Wie jedes Medikament besitzt auch der Wirkstoff Relugolix einige Nachteile, zum Beispiel:
- Männer müssen täglich an die Einnahme der Tabletten denken – das Medikament besitzt eine Halbwertszeit von 25 Stunden. Das bedeutet: Innerhalb dieses Zeitraums ist die Hälfte abgebaut. Sie müssen den Wirkstoff daher sehr regelmäßig zu sich nehmen – am besten zur gleichen Tageszeit.
- Sie müssen eine gute Therapietreue (engl. compliance) mitbringen. Bei den Hormonspritzen behalten Ärztinnen und Ärzte dagegen eher den Überblick über die Behandlung.
- Es gibt noch keine ausreichenden Daten darüber, ob Relugolix auch in Kombination mit anderen Prostatakrebsbehandlungen wirksam und sicher ist. Beispiele sind eine Chemotherapie, Antiandrogene wie Apalutamid, Darolutamid und Enzalutamid oder das Medikament Abirateron bei kastrationsresistentem Prostatakrebs. Ärztinnen und Ärzte setzen solche kombinierten Hormontherapien jedoch häufig ein. An der Kombination des neuen Wirkstoffs mit anderen Krebstherapien wird jedoch geforscht.
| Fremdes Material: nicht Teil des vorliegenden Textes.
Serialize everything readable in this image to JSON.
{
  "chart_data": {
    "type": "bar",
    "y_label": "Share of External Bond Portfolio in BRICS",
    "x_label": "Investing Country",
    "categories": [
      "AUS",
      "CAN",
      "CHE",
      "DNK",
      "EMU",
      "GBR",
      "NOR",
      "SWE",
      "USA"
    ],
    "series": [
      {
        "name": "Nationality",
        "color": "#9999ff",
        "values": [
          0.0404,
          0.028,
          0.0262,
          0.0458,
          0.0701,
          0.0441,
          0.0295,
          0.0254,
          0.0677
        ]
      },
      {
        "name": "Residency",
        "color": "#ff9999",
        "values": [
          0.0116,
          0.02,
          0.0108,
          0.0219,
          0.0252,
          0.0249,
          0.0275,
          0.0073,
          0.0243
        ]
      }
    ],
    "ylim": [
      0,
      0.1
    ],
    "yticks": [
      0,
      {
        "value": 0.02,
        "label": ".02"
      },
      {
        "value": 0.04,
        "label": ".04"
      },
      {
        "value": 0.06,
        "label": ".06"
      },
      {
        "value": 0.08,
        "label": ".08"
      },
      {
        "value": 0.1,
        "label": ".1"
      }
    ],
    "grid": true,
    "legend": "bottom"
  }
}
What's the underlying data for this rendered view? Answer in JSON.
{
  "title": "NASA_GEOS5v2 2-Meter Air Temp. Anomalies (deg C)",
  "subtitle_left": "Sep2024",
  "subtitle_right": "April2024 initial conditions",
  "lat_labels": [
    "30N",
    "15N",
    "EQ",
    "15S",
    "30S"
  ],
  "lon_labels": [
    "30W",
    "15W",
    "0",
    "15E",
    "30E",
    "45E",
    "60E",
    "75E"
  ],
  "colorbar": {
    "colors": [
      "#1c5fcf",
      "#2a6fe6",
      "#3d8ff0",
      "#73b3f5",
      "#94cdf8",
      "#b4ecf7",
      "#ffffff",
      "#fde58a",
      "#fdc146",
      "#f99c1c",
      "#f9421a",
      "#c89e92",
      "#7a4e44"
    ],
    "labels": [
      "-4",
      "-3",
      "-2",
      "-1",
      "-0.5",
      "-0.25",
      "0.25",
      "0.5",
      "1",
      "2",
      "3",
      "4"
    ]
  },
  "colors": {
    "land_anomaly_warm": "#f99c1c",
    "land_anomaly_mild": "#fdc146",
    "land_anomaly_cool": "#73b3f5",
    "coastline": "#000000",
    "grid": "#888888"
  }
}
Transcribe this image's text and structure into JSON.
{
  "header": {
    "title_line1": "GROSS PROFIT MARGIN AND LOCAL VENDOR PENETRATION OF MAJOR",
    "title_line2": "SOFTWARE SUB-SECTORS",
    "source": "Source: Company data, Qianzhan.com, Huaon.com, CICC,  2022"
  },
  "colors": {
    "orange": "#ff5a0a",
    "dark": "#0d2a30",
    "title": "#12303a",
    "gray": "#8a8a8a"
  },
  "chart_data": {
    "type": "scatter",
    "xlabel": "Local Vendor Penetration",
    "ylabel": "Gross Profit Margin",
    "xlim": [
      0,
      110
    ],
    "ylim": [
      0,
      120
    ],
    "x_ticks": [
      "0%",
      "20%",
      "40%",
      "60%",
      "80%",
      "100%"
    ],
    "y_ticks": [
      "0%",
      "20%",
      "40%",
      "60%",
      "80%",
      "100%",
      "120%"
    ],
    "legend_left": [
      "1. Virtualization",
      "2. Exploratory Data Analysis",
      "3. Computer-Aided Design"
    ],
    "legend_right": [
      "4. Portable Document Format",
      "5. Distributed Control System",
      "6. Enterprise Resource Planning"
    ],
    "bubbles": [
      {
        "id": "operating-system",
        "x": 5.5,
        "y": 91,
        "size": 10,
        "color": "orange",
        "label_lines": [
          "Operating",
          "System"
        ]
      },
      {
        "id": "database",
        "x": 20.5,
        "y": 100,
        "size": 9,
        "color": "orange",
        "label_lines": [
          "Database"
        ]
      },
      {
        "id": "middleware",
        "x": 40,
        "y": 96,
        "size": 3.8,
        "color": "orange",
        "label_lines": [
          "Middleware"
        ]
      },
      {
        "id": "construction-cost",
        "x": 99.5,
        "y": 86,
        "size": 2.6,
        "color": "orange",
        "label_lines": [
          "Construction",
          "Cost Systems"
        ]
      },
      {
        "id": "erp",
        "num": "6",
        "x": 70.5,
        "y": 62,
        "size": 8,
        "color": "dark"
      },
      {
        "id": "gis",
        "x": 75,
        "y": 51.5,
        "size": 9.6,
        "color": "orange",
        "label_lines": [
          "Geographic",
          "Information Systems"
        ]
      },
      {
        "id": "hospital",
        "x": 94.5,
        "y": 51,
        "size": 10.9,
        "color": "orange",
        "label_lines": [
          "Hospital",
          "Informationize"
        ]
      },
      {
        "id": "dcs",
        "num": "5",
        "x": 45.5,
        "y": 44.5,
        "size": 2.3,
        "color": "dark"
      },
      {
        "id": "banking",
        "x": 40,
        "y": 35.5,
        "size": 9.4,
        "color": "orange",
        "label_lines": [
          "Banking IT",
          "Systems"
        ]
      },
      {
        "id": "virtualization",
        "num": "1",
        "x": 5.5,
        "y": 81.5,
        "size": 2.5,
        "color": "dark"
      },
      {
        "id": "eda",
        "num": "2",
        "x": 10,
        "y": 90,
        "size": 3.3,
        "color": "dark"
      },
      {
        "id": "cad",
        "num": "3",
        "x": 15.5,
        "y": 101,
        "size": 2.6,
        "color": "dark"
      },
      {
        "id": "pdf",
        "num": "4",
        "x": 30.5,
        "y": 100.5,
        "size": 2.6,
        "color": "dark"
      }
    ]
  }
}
- Durchfälle und Verstopfung sind sehr häufige Nebenwirkungen von Relugolix. Wenn in diesem Fall nicht genügend Wirkstoff über den Darm aufgenommen werden kann, kann die Wirksamkeit einschränkt sein.
Wie wird Relugolix eingenommen?
Einige Tipps zur Einnahme des Medikaments:
- Nehmen Sie die Tabletten am besten immer zur gleichen Tageszeit ein.
- Sie können das Medikament unabhängig von den Mahlzeiten einnehmen.
- Schlucken Sie die Tabletten als Ganzes und teilen Sie sie nicht.
- Bei Bedarf nehmen Sie die Filmtabletten mit wenig Flüssigkeit ein - am besten Wasser.
Einnahme von Relugolix vergessen? Das tun Sie!
Einige Tipps, wenn Sie die Einnahme des Medikaments vergessen haben:
- Wenn Sie versehentlich eine Dosis ausgelassen haben, nehmen Sie das Medikament sofort ein, wenn Sie daran gedacht haben.
- Haben Sie die Einnahme mehr als zwölf Stunden versäumt, holen Sie die Dosis nicht nach. Setzen Sie die normale Tabletteneinnahme erst am nächsten Tag wieder fort.
- Beträgt die Unterbrechung mehr als sieben Tage, beginnen Sie wieder mit drei Tabletten am ersten Tag (360 mg als Aufsättigungsdosis) – danach gehen Sie wieder zur normalen Einnahme von einer Tablette pro Tag (120 mg) über.